Чем же так привлек публику Пьеро - сперва в белом балахоне, а потом и в черном? Сам артист считал так: “Содержание. Действие, которое развивается и приходит к естественному финалу. Я рассказывал какую нибудь историю вроде «Безноженьки» — девочки-калеки, которая спит на кладбище «между лохматых могил» и видит, как «добрый и ласковый боженька» приклеил ей во сне «ноги — большие и новые»… Я пел о «Кокаинетке» — одинокой, заброшенной девочке с «мокрых бульваров Москвы»; о женщине в «пыльном маленьком городе», где «балов не бывало», которая всю жизнь мечтала о Версале, о «мёртвом принце», «о балах, о пажах, вереницах карет». И вот однажды она получила дивное платье из Парижа, которое, увы, некуда было надеть и которое ей наконец надели, когда она умерла! И так далее…
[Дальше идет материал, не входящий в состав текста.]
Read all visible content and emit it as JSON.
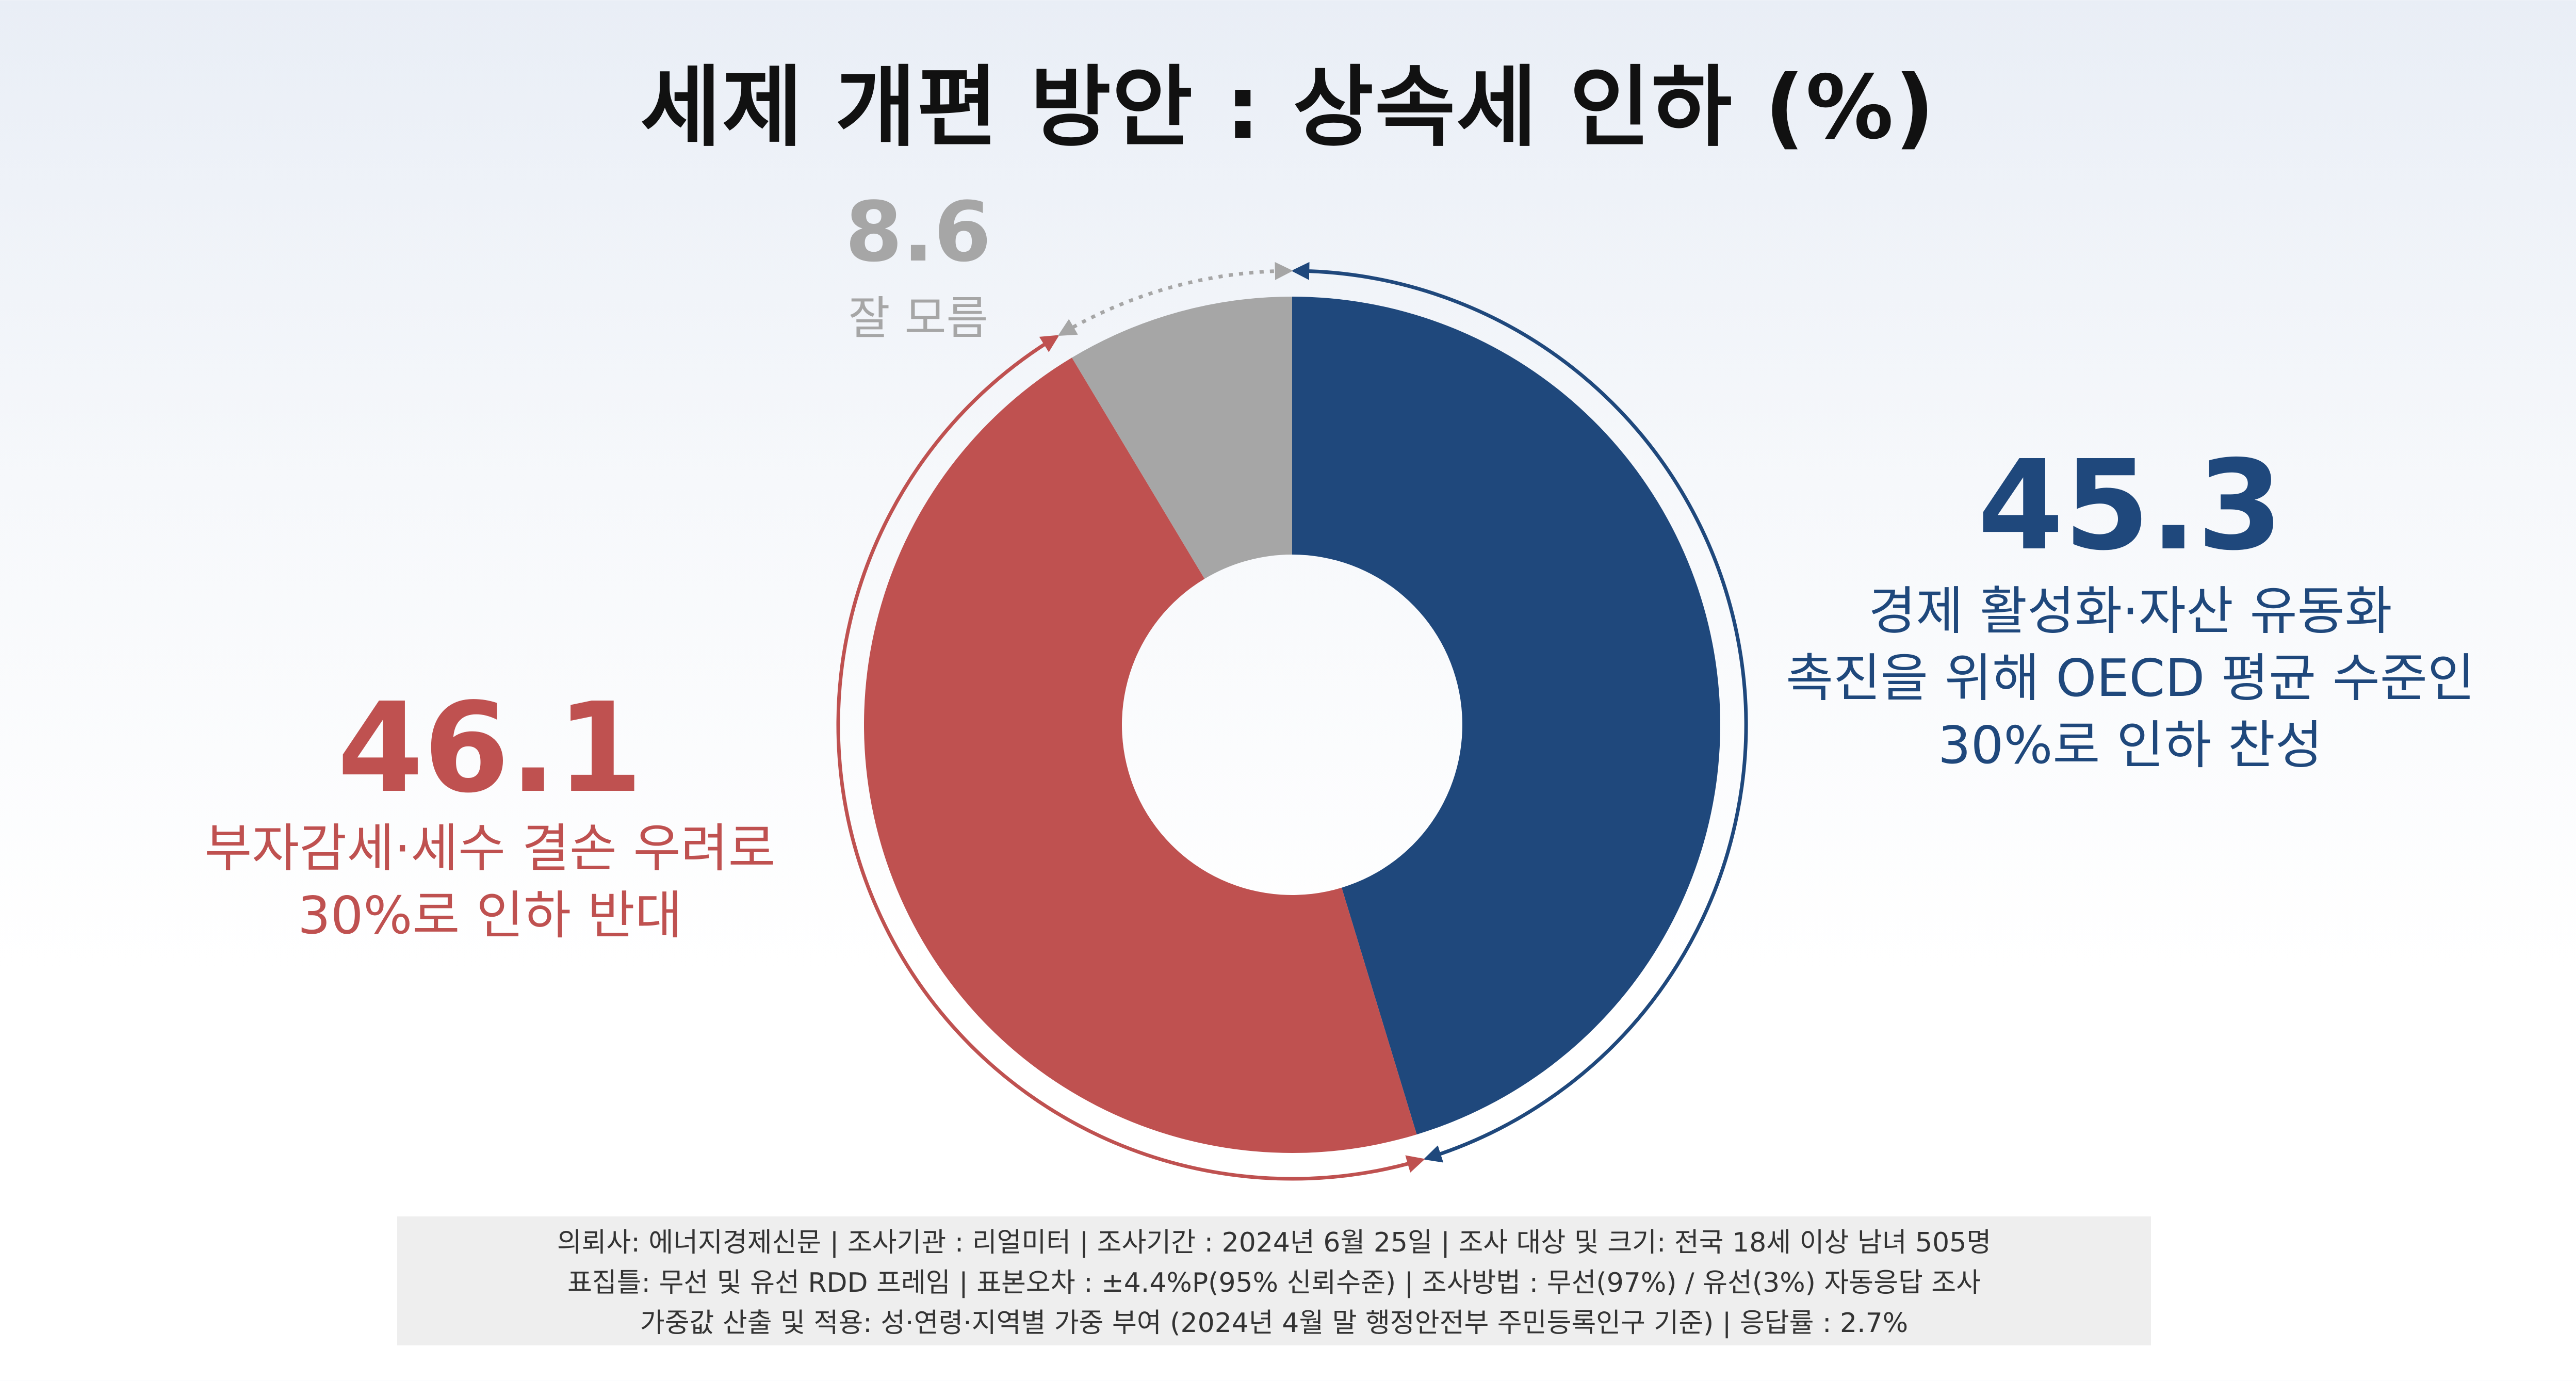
{
  "title": "세제 개편 방안 : 상속세 인하 (%)",
  "chart_data": {
    "type": "pie",
    "title": "세제 개편 방안 : 상속세 인하 (%)",
    "slices": [
      {
        "key": "favor",
        "label": "경제 활성화·자산 유동화\n촉진을 위해 OECD 평균 수준인\n30%로 인하 찬성",
        "value": 45.3,
        "color": "#1f487c"
      },
      {
        "key": "oppose",
        "label": "부자감세·세수 결손 우려로\n30%로 인하 반대",
        "value": 46.1,
        "color": "#bf5150"
      },
      {
        "key": "dont_know",
        "label": "잘 모름",
        "value": 8.6,
        "color": "#a6a6a6"
      }
    ]
  },
  "labels": {
    "favor": {
      "value": "45.3",
      "text": "경제 활성화·자산 유동화\n촉진을 위해 OECD 평균 수준인\n30%로 인하 찬성"
    },
    "oppose": {
      "value": "46.1",
      "text": "부자감세·세수 결손 우려로\n30%로 인하 반대"
    },
    "dont_know": {
      "value": "8.6",
      "text": "잘 모름"
    }
  },
  "footnote": {
    "line1": "의뢰사: 에너지경제신문 | 조사기관 : 리얼미터  |  조사기간 : 2024년 6월 25일 | 조사 대상 및 크기: 전국 18세 이상 남녀 505명",
    "line2": "표집틀: 무선 및 유선 RDD 프레임 | 표본오차 : ±4.4%P(95% 신뢰수준) | 조사방법 : 무선(97%) / 유선(3%) 자동응답 조사",
    "line3": "가중값 산출 및 적용: 성·연령·지역별 가중 부여 (2024년 4월 말 행정안전부 주민등록인구 기준) | 응답률 : 2.7%"
  }
}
У меня были «Жамэ», «Минуточка», «Бал господен», «Креольчик», «Лиловый негр», «Оловянное сердце»… Одну за другой постепенно создавал я свои песни. А публика, не подозревавшая, что обо всем этом можно петь, слушала их с вниманием, интересом и сочувствием”. Газеты его “изощренно крыли”, а люди приходили и слушали — и про веселые любовные забавы Лу-лу и Минуточки, и про несчастных, усталых и одиноких жертв большого города. В сущности наивный Грустный Пьеро пришелся по душе так же, как и его кинематографический собрат и ровесник — бродяга Чарли Чаплин с тросточкой и в мешковатых штанах. Оба рассказывали людям о людях — и отчего-то это оказалось актуальным, попало в некую общую болевую точку. Но, конечно, для того чтобы рассказывать все эти истории, надо было сперва узнать, увидеть своих героев.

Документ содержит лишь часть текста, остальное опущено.